Friday, September 2, 2011

"Bollocks, sir," she answered, all eyebrow.

I've been thinking a lot about 'purple prose' versus 'literary modernism' and 'efficient prose', and I find I'm with Mr. Fry on this topic.

The current literary style that calls for writers to go through their final draft and remove words like : that, really, great, just, a lot, interesting, wonderful, very, sure, often, usually, many, and most, because they 'are slimy and slippery and lack value,' just make me seethe. A lot.

It's true, if you can cut a word from a sentence and not change the meaning, then yes the word is superfluous, and you ought to consider whether to cut it... or not. But the error there lies in the author's execution, not in the inherent worthiness of the words themselves. Truth is that each and every word on that list has meaning, use, solidity, emphasis, and yes, dammit, VALUE, if it is used with joy, with heart, and with a love of the language in which it flows. And when it is used just where it belongs, by someone who has a love for, and a skill with the component parts of his language.

I will never be a fashionable writer, I think, and that's because I just love words too much. I won't cut them out and throw them away just because they're adverbs. I will wander by the orphaned adjectives that other writers hack off, pick them up, dust them off, and give them homes in my work, and offer apology to no editor over it. I'm willing to use synonyms of said where I feel they fit. I'm not scared of long sentences that don't conjugate out in a straight line. I find I rather like them, in fact.

Is my work descriptive? Is my work rich with emotional sensation, and sensory information? Is my work florid, purple, and overly wordy? Fuck if I know. Fuck, in fact, if I care overly, because it all depends on whom you ask -- ask my target audience, and they're happy to have someone who writes prose that doesn't feel like a cage on a hard concrete floor, populated with brittle people and sharp ideas. Ask MY readers, and they're happy to have phrases and passages stick with them like song lyrics long after they've finished the work. Ask MY readers, and some of them will even quote the stories they loved.
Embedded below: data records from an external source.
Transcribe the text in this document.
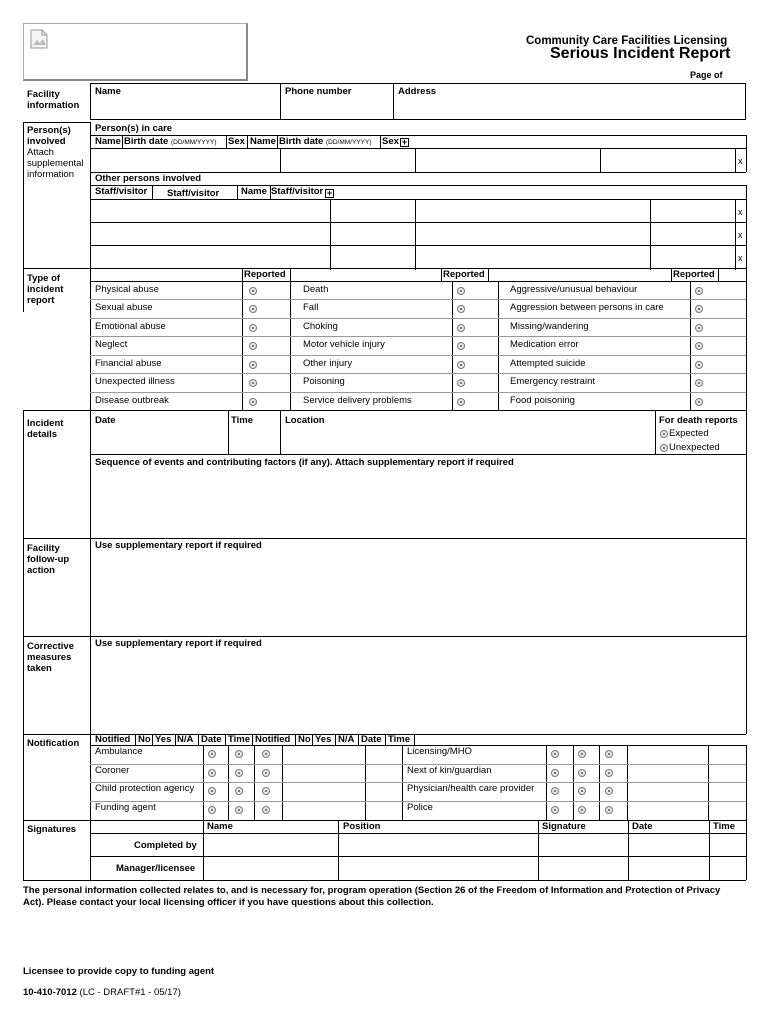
Community Care Facilities Licensing
Serious Incident Report
Page of
Facility information
Name	Phone number	Address
Person(s) involved
Attach supplemental information
Person(s) in care
Name Birth date (DD/MM/YYYY) Sex Name Birth date (DD/MM/YYYY) Sex +
x
Other persons involved
Staff/visitor Staff/visitor Name Staff/visitor +
x
x
x
Type of incident report
Reported	Reported	Reported
Physical abuse	Death	Aggressive/unusual behaviour
Sexual abuse	Fall	Aggression between persons in care
Emotional abuse	Choking	Missing/wandering
Neglect	Motor vehicle injury	Medication error
Financial abuse	Other injury	Attempted suicide
Unexpected illness	Poisoning	Emergency restraint
Disease outbreak	Service delivery problems	Food poisoning
Incident details
Date	Time	Location	For death reports
Expected
Unexpected
Sequence of events and contributing factors (if any). Attach supplementary report if required
Facility follow-up action
Use supplementary report if required
Corrective measures taken
Use supplementary report if required
Notification Notified No Yes N/A Date Time Notified No Yes N/A Date Time
Ambulance	Licensing/MHO
Coroner	Next of kin/guardian
Child protection agency	Physician/health care provider
Funding agent	Police
Signatures	Name	Position	Signature	Date	Time
Completed by
Manager/licensee
The personal information collected relates to, and is necessary for, program operation (Section 26 of the Freedom of Information and Protection of Privacy Act). Please contact your local licensing officer if you have questions about this collection.
Licensee to provide copy to funding agent
10-410-7012 (LC - DRAFT#1 - 05/17)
Ask the readers who are decidedly not in my target audience, and they're disgusted at having to read more words than they like to in order to get the story's plot. They're scornful of my descriptors, bored with knowing the details I've given, amused by my adjectives, annoyed by my compound sentences, and dismissive of my shameless love affair with words. And frankly, I'd RATHER that they didn't read my work. Because there are other writers out there who are entirely set up to make their modernist tastes happy, and there's no need for someone who prefers Bauhaus to endure Baroque. But neither is there any need to force an Art Nouveau writer to practice Cubist Abstraction prose in order to grant her work any merit.

I am not a modernist writer. I write to the audible, if you will. I write with half an ear turned toward saying the words out loud, to reading them out and shaping them on my tongue to a room full of ears. Maybe this is born of my innate talent for performing, or maybe this is just the way I experience the act of writing, but to me, if it sounds empty, constipated and sparse, I cannot find it to my liking. Give me a story with comfortable curves, so that the sharp angles and narrow turns will be the more harrowing in contrast. Give me rich colours to offset the bleak shadows that will creep across it. Give me depth of feeling, and the words that know their way around it -- I'm not scared of them.

Even if they are 'slimy and slippery and lack value', I can and will put them to good work.